老六給靈蘭大奶奶打電話,大奶奶已經下鄉了。她星期天最忙,上午在教堂做禮拜,要帶大家唱讚美詩,還負責一些雜務,下午要到早已約好的姊妹家做祈禱,有時一連去幾家。
老六又給妹妹香子打電話,她離明太爺住得最近。香子說昨天大嫂就打電話叫她過去看看哥,她不想過去,去了他光罵人,逮住誰罵誰,把人氣得不行。

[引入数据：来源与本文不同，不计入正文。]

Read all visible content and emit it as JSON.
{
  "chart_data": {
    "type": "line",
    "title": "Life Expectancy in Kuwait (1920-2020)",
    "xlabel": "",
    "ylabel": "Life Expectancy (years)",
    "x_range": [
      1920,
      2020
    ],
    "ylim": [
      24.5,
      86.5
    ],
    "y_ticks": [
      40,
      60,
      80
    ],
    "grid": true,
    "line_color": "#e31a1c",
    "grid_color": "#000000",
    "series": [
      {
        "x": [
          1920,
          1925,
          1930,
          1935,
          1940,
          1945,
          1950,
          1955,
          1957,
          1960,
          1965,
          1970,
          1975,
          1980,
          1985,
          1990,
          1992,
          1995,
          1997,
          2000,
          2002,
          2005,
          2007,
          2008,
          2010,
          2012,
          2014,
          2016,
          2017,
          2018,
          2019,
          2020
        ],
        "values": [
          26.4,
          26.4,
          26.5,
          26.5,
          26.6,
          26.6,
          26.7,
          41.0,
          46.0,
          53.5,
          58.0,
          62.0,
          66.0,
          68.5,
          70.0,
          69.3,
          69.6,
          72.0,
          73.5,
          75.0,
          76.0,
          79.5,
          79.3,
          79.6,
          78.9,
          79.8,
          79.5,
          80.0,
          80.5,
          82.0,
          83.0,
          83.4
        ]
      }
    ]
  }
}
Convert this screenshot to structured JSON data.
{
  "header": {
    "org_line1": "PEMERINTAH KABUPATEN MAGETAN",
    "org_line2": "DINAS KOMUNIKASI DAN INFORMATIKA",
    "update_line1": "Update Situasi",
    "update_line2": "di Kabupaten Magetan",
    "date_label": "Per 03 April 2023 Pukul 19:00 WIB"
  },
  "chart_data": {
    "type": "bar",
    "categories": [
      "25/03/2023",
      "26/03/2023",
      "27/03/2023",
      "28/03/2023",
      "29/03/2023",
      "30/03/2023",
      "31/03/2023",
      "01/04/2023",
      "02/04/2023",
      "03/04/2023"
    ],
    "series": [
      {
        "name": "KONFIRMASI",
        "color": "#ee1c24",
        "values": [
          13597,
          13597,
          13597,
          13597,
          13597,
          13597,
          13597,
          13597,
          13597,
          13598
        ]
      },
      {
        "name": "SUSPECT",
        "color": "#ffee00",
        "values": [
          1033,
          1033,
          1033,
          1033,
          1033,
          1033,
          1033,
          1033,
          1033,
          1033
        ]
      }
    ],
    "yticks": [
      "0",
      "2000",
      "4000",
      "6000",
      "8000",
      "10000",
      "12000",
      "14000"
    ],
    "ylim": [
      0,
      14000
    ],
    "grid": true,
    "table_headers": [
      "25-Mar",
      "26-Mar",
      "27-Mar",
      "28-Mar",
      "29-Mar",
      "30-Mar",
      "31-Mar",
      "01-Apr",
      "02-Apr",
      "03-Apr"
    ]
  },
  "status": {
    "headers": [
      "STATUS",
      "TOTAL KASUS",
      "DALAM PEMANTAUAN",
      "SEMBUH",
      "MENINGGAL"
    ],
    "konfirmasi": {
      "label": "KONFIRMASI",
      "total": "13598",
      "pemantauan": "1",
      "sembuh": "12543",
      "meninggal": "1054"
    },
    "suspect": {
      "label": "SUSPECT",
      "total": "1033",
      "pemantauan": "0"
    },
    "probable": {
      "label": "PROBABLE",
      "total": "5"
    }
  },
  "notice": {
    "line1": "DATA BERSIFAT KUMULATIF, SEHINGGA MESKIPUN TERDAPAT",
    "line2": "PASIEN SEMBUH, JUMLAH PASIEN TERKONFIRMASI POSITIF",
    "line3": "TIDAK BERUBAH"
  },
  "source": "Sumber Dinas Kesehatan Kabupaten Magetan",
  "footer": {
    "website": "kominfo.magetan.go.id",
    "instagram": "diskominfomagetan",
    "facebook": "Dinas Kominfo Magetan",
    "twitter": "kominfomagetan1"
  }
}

老六又去叫門,門裡面還沒人應聲。老六在門口轉悠一陣,踢一陣門,裡面一直沒人應。於是,又打了110。
110呼嘯而來,圍著門又叫一陣,不管是威脅還是恐嚇,裡面一直很安靜。於是,消防隊又過來,開始鋸門。
明太爺家的門是厚實木的,是他年輕時跑運輸從山裡拉回來的,特別結實。
警察一進房間裡,就叫喊起來,讓人們退開,開始拉警戒線。後面圍觀的人越發往前擁,有人透過縫隙看到裡面的情況,驚叫起來。
明太爺頭垂著,身子委坐在客廳那張床的床頭,赤著腳,腳蠟黃蠟黃,床上的枕頭、席子浸的全是血,血都發黑了。